RSV Heidelberg beim Schwarzwald Super! 2026 – Pinsa, Pässe & Schwarzwälder Kirschtorte

16 RSVler machen sich auf in den Schwarzwald. Klingt erstmal nach einer ziemlich großen Selbsthilfegruppe für Menschen, die freiwillig Rennrad fahren – und dann auch noch freiwillig 4800 Höhenmeter. Und als wäre das nicht schon fragwürdig genug, hatte die Goldrunde sogar noch mehr davon. Offenbar war uns „Rennrad fahren“ irgendwann als Hobby nicht mehr anspruchsvoll genug.
Am Samstag trafen wir uns zum gemeinsamen Carboloading bei „Mediterrane Leidenschaft“ in Staufen. Mediterrane Leidenschaft also – die perfekte Einstimmung auf einen Tag voller Schwarzwald-Leidenschaft. Bei Pinsa wurde ordentlich Kohlenhydrat-Vorrat angelegt. Schließlich sollte am nächsten Tag nicht die Leidenschaft fehlen, sondern höchstens irgendwann die Beine.

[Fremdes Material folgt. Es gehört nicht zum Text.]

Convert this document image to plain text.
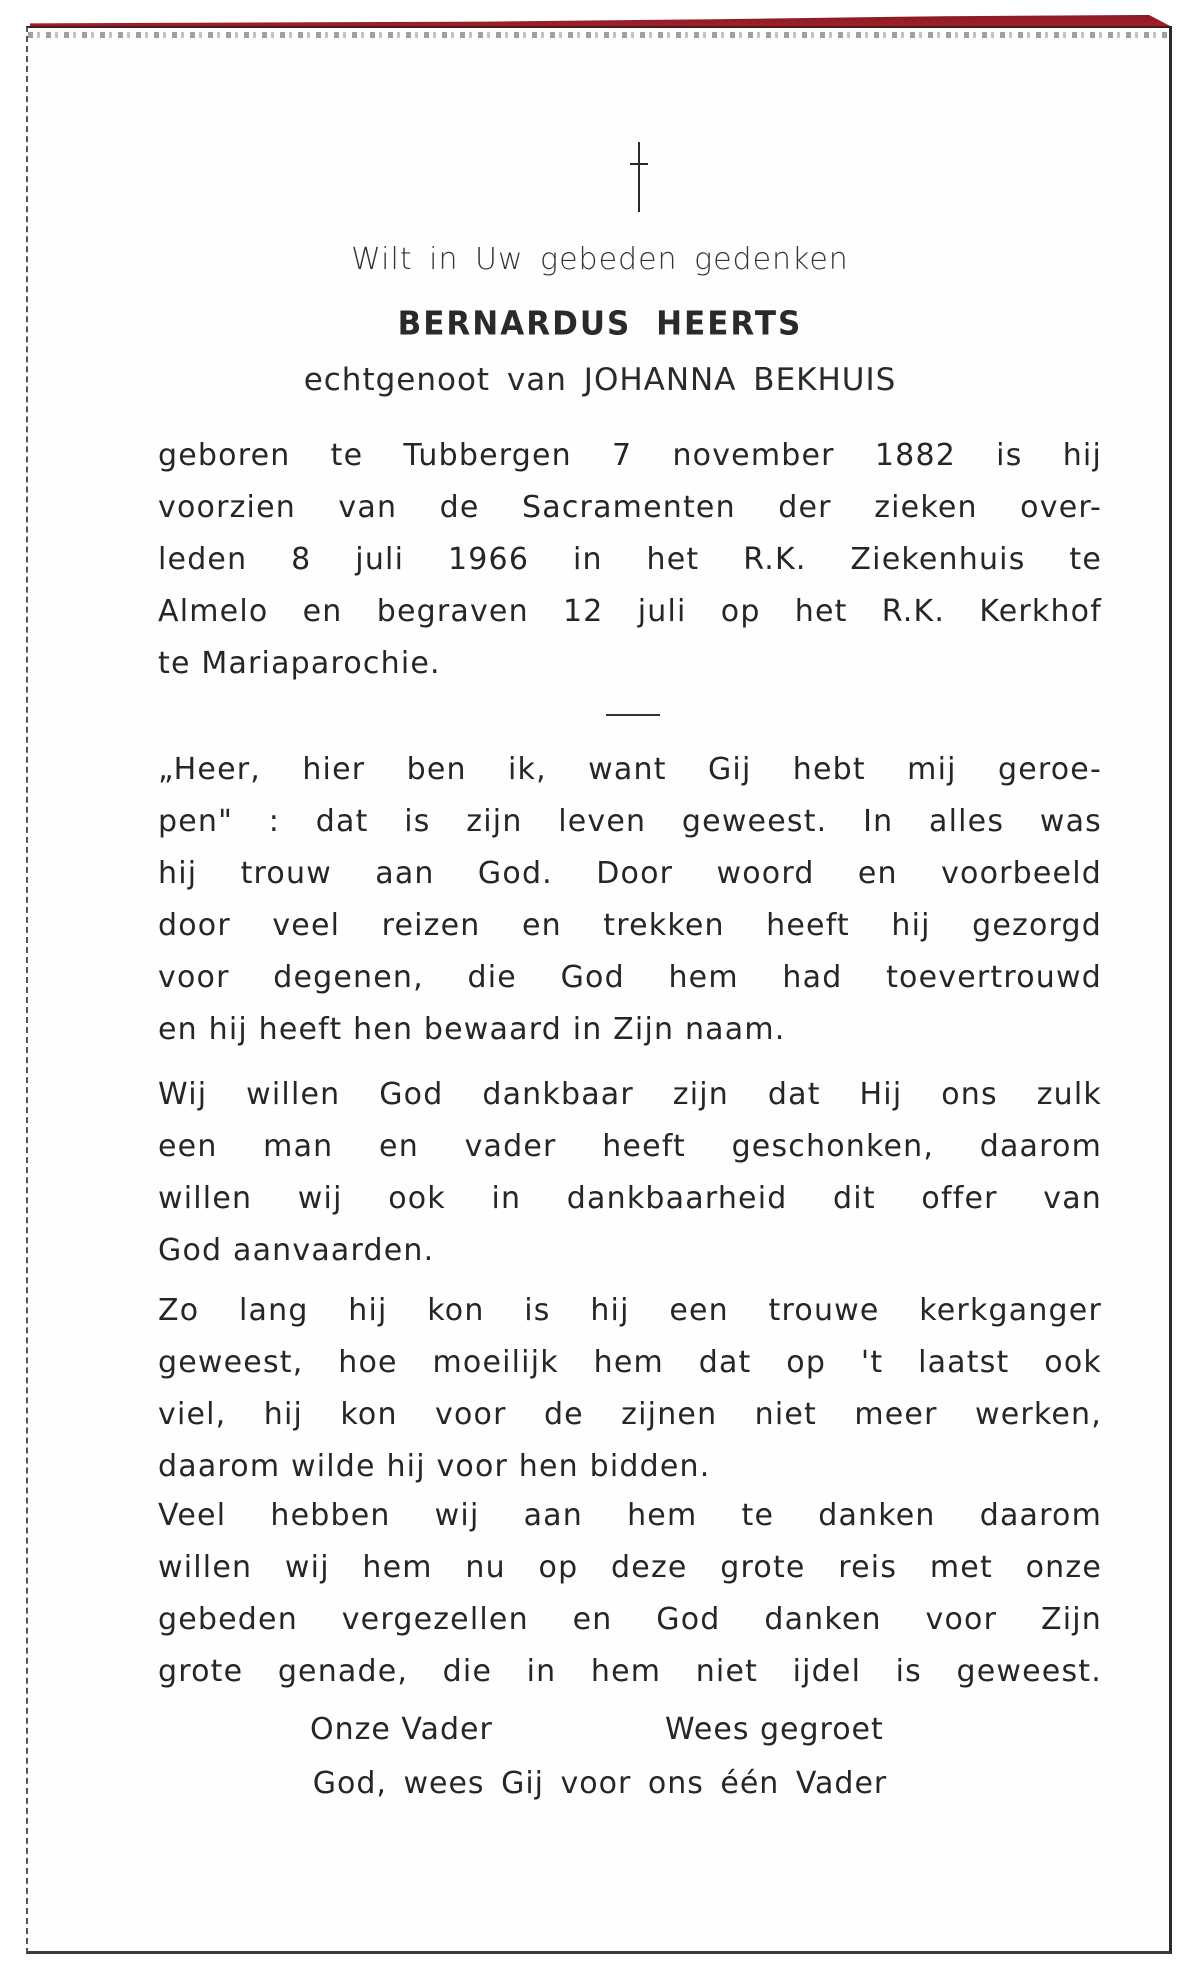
Wilt in Uw gebeden gedenken
BERNARDUS HEERTS
echtgenoot van JOHANNA BEKHUIS
geboren te Tubbergen 7 november 1882 is hij
voorzien van de Sacramenten der zieken over-
leden 8 juli 1966 in het R.K. Ziekenhuis te
Almelo en begraven 12 juli op het R.K. Kerkhof
te Mariaparochie.
„Heer, hier ben ik, want Gij hebt mij geroe-
pen" : dat is zijn leven geweest. In alles was
hij trouw aan God. Door woord en voorbeeld
door veel reizen en trekken heeft hij gezorgd
voor degenen, die God hem had toevertrouwd
en hij heeft hen bewaard in Zijn naam.
Wij willen God dankbaar zijn dat Hij ons zulk
een man en vader heeft geschonken, daarom
willen wij ook in dankbaarheid dit offer van
God aanvaarden.
Zo lang hij kon is hij een trouwe kerkganger
geweest, hoe moeilijk hem dat op 't laatst ook
viel, hij kon voor de zijnen niet meer werken,
daarom wilde hij voor hen bidden.
Veel hebben wij aan hem te danken daarom
willen wij hem nu op deze grote reis met onze
gebeden vergezellen en God danken voor Zijn
grote genade, die in hem niet ijdel is geweest.
Onze Vader	Wees gegroet
God, wees Gij voor ons één Vader
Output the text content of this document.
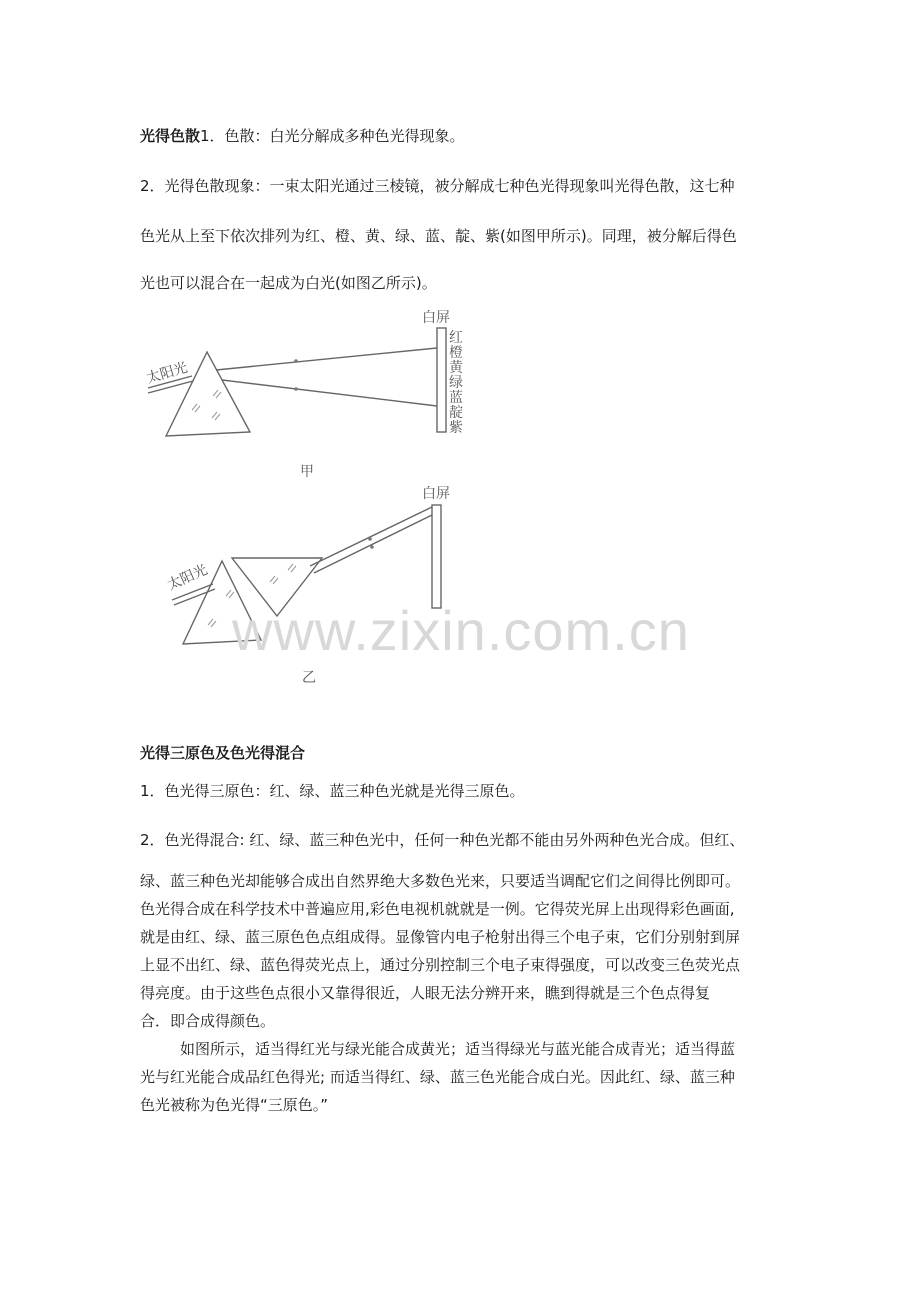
光得色散1．色散：白光分解成多种色光得现象。
2．光得色散现象：一束太阳光通过三棱镜，被分解成七种色光得现象叫光得色散，这七种
色光从上至下依次排列为红、橙、黄、绿、蓝、靛、紫(如图甲所示)。同理，被分解后得色
光也可以混合在一起成为白光(如图乙所示)。
白屏
太阳光
甲
白屏
太阳光
乙
红
橙
黄
绿
蓝
靛
紫
www.zixin.com.cn
光得三原色及色光得混合
1．色光得三原色：红、绿、蓝三种色光就是光得三原色。
2．色光得混合: 红、绿、蓝三种色光中，任何一种色光都不能由另外两种色光合成。但红、
绿、蓝三种色光却能够合成出自然界绝大多数色光来，只要适当调配它们之间得比例即可。
色光得合成在科学技术中普遍应用,彩色电视机就就是一例。它得荧光屏上出现得彩色画面,
就是由红、绿、蓝三原色色点组成得。显像管内电子枪射出得三个电子束，它们分别射到屏
上显不出红、绿、蓝色得荧光点上，通过分别控制三个电子束得强度，可以改变三色荧光点
得亮度。由于这些色点很小又靠得很近，人眼无法分辨开来，瞧到得就是三个色点得复
合．即合成得颜色。
如图所示，适当得红光与绿光能合成黄光；适当得绿光与蓝光能合成青光；适当得蓝
光与红光能合成品红色得光; 而适当得红、绿、蓝三色光能合成白光。因此红、绿、蓝三种
色光被称为色光得“三原色。”
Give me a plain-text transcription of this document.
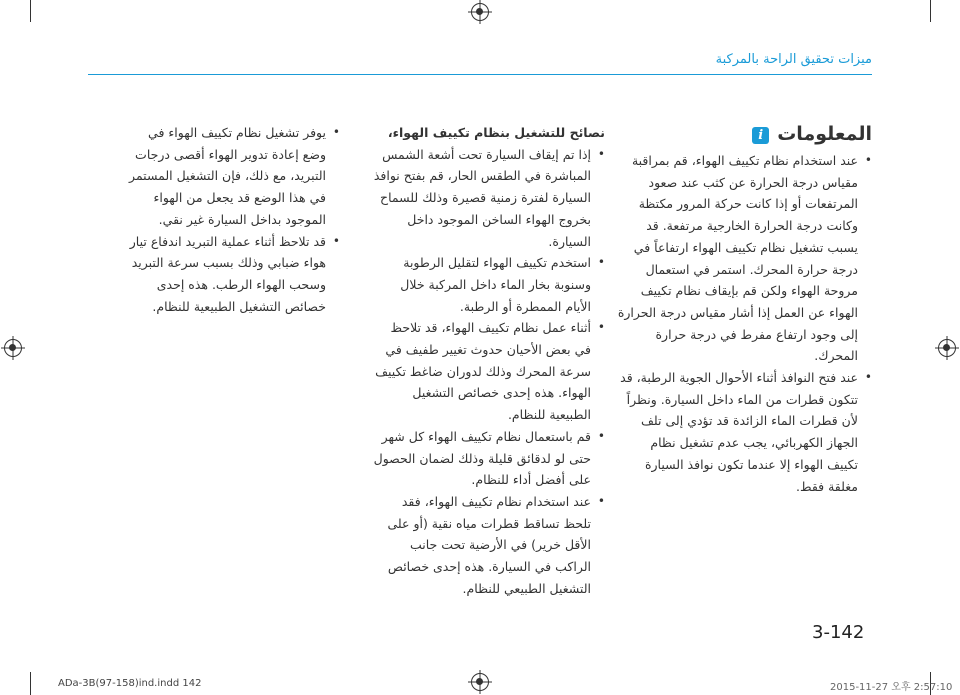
ميزات تحقيق الراحة بالمركبة
المعلومات
i
• عند استخدام نظام تكييف الهواء، قم بمراقبة مقياس درجة الحرارة عن كثب عند صعود المرتفعات أو إذا كانت حركة المرور مكتظة وكانت درجة الحرارة الخارجية مرتفعة. قد يسبب تشغيل نظام تكييف الهواء ارتفاعاً في درجة حرارة المحرك. استمر في استعمال مروحة الهواء ولكن قم بإيقاف نظام تكييف الهواء عن العمل إذا أشار مقياس درجة الحرارة إلى وجود ارتفاع مفرط في درجة حرارة المحرك.
• عند فتح النوافذ أثناء الأحوال الجوية الرطبة، قد تتكون قطرات من الماء داخل السيارة. ونظراً لأن قطرات الماء الزائدة قد تؤدي إلى تلف الجهاز الكهربائي، يجب عدم تشغيل نظام تكييف الهواء إلا عندما تكون نوافذ السيارة مغلقة فقط.
نصائح للتشغيل بنظام تكييف الهواء،
• إذا تم إيقاف السيارة تحت أشعة الشمس المباشرة في الطقس الحار، قم بفتح نوافذ السيارة لفترة زمنية قصيرة وذلك للسماح بخروج الهواء الساخن الموجود داخل السيارة.
• استخدم تكييف الهواء لتقليل الرطوبة وسنوبة بخار الماء داخل المركبة خلال الأيام الممطرة أو الرطبة.
• أثناء عمل نظام تكييف الهواء، قد تلاحظ في بعض الأحيان حدوث تغيير طفيف في سرعة المحرك وذلك لدوران ضاغط تكييف الهواء. هذه إحدى خصائص التشغيل الطبيعية للنظام.
• قم باستعمال نظام تكييف الهواء كل شهر حتى لو لدقائق قليلة وذلك لضمان الحصول على أفضل أداء للنظام.
• عند استخدام نظام تكييف الهواء، فقد تلحظ تساقط قطرات مياه نقية (أو على الأقل خرير) في الأرضية تحت جانب الراكب في السيارة. هذه إحدى خصائص التشغيل الطبيعي للنظام.
• يوفر تشغيل نظام تكييف الهواء في وضع إعادة تدوير الهواء أقصى درجات التبريد، مع ذلك، فإن التشغيل المستمر في هذا الوضع قد يجعل من الهواء الموجود بداخل السيارة غير نقي.
• قد تلاحظ أثناء عملية التبريد اندفاع تيار هواء ضبابي وذلك بسبب سرعة التبريد وسحب الهواء الرطب. هذه إحدى خصائص التشغيل الطبيعية للنظام.
3-142
ADa-3B(97-158)ind.indd 142	2015-11-27 오후 2:57:10
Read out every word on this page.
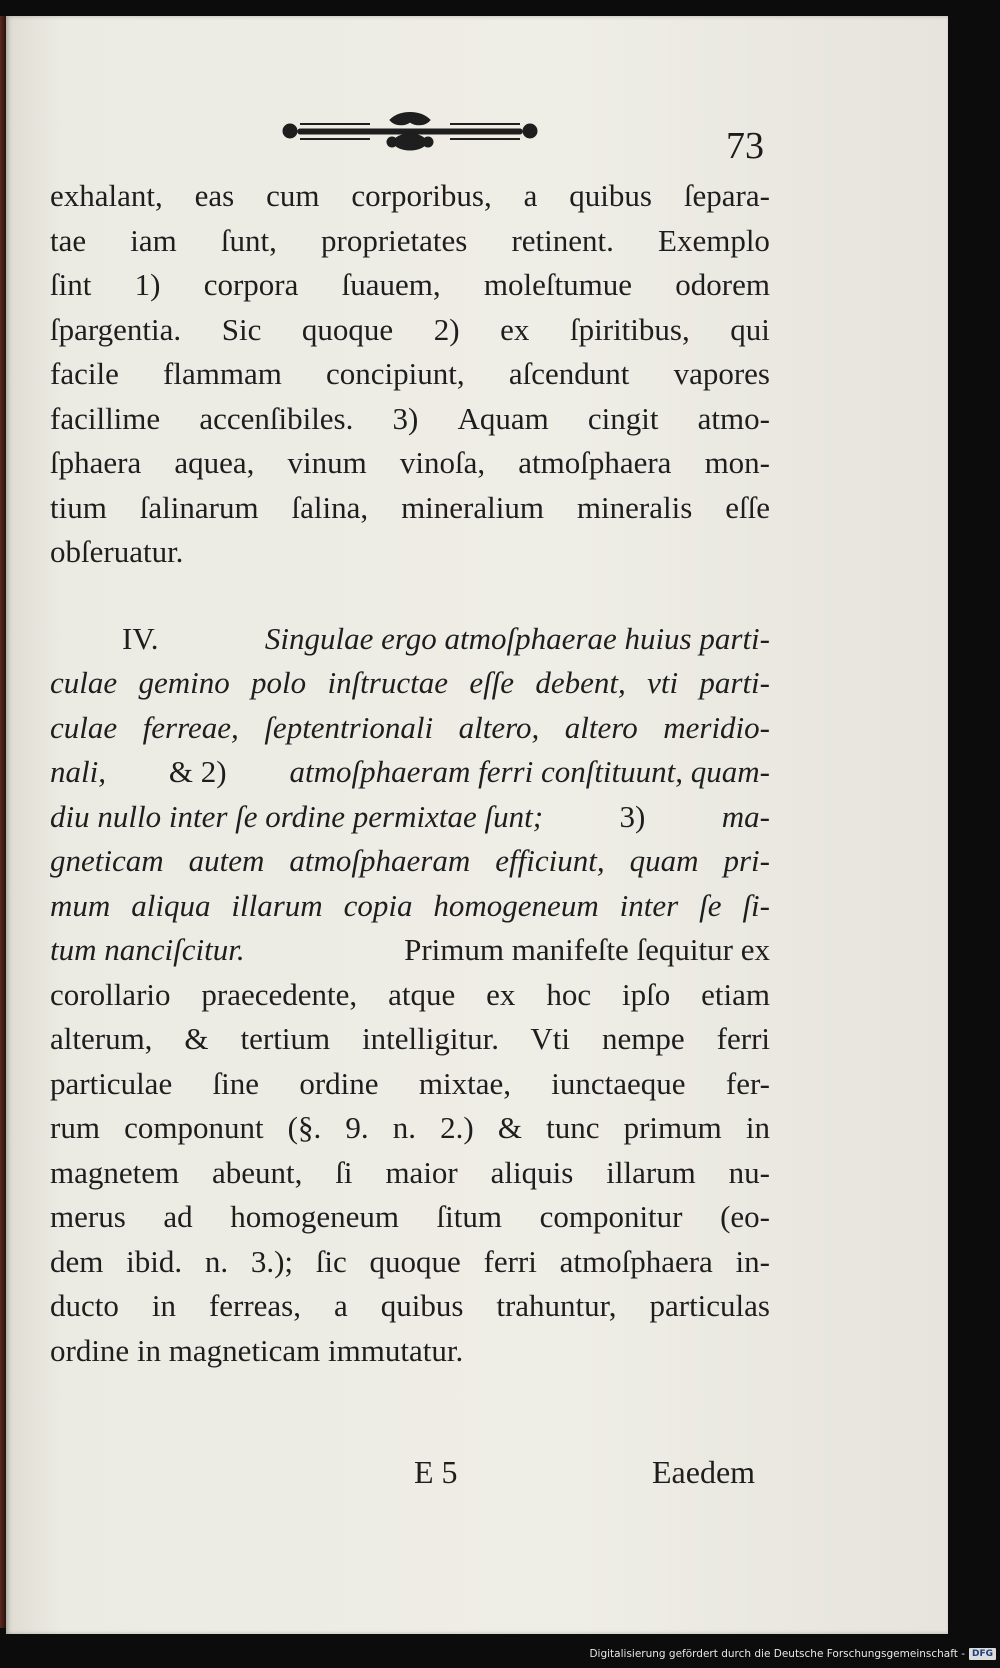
73
exhalant, eas cum corporibus, a quibus ſepara-
tae iam ſunt, proprietates retinent. Exemplo
ſint 1) corpora ſuauem, moleſtumue odorem
ſpargentia. Sic quoque 2) ex ſpiritibus, qui
facile flammam concipiunt, aſcendunt vapores
facillime accenſibiles. 3) Aquam cingit atmo-
ſphaera aquea, vinum vinoſa, atmoſphaera mon-
tium ſalinarum ſalina, mineralium mineralis eſſe
obſeruatur.
IV.	Singulae ergo atmoſphaerae huius parti-
culae gemino polo inſtructae eſſe debent, vti parti-
culae ferreae, ſeptentrionali altero, altero meridio-
nali, & 2) atmoſphaeram ferri conſtituunt, quam-
diu nullo inter ſe ordine permixtae ſunt; 3) ma-
gneticam autem atmoſphaeram efficiunt, quam pri-
mum aliqua illarum copia homogeneum inter ſe ſi-
tum nanciſcitur.	Primum manifeſte ſequitur ex
corollario praecedente, atque ex hoc ipſo etiam
alterum, & tertium intelligitur. Vti nempe ferri
particulae ſine ordine mixtae, iunctaeque fer-
rum componunt (§. 9. n. 2.) & tunc primum in
magnetem abeunt, ſi maior aliquis illarum nu-
merus ad homogeneum ſitum componitur (eo-
dem ibid. n. 3.); ſic quoque ferri atmoſphaera in-
ducto in ferreas, a quibus trahuntur, particulas
ordine in magneticam immutatur.
E 5	Eaedem
Digitalisierung gefördert durch die Deutsche Forschungsgemeinschaft - DFG
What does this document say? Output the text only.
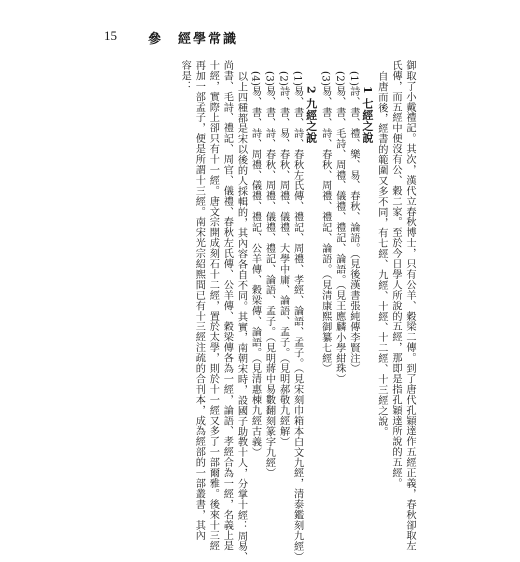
15 參 經學常識
御取了小戴禮記。其次，漢代立春秋博士，只有公羊、穀梁二傳。到了唐代孔穎達作五經正義，春秋卻取左
氏傳，而五經中便沒有公、穀二家。至於今日學人所說的五經，那即是指孔穎達所說的五經。
自唐而後，經書的範圍又多不同，有七經、九經、十經、十二經、十三經之說。
1 七經之說
(1)詩、書、禮、樂、易、春秋、論語。（見後漢書張純傳李賢注）
(2)易、書、毛詩、周禮、儀禮、禮記、論語。（見王應麟小學紺珠）
(3)易、書、詩、春秋、周禮、禮記、論語。（見清康熙御纂七經）
2 九經之說
(1)易、書、詩、春秋左氏傳、禮記、周禮、孝經、論語、孟子。（見宋刻巾箱本白文九經，清泰鑑刻九經）
(2)詩、書、易、春秋、周禮、儀禮、大學中庸、論語、孟子。（見明郝敬九經解）
(3)易、書、詩、春秋、周禮、儀禮、禮記、論語、孟子。（見明蔣中易數翻刻篆字九經）
(4)易、書、詩、周禮、儀禮、禮記、公羊傳、穀梁傳、論語。（見清惠棟九經古義）
以上四種都是宋以後的人採輯的，其內容各自不同。其實，南朝宋時，設國子助教十人，分掌十經：周易、
尚書、毛詩、禮記、周官、儀禮、春秋左氏傳、公羊傳、穀梁傳各為一經，論語、孝經合為一經，名義上是
十經，實際上卻只有十一經。唐文宗開成刻石十二經，置於太學，則於十一經又多了一部爾雅。後來十三經
再加一部孟子，便是所謂十三經。南宋光宗紹熙間已有十三經注疏的合刊本，成為經部的一部叢書，其內
容是：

Sonntag dann: bestes Wetter, perfekte Bedingungen und sehr frühes Aufstehen. Um 5:30 Uhr gingen vier RSVler auf die Goldrunde. Um 7:00 Uhr folgten Silber und Bronze – darunter auch ich auf der Silberrunde.
Und obwohl wir in unterschiedlichen Gruppen und auf unterschiedlichen Strecken unterwegs waren, war ziemlich schnell klar: RSV findet sich. Immer.
An den Verpflegungsstationen tauchten plötzlich bekannte Gesichter auf. Es wurde gegessen, gequatscht, gelacht und natürlich die Schwarzwälder Spezialitäten auf ihre sportliche Tauglichkeit geprüft. Schwarzwälder Kirschtorte, Brägele und allerlei regionale Leckereien – schließlich muss ein Radmarathon auch kulinarisch Sinn ergeben.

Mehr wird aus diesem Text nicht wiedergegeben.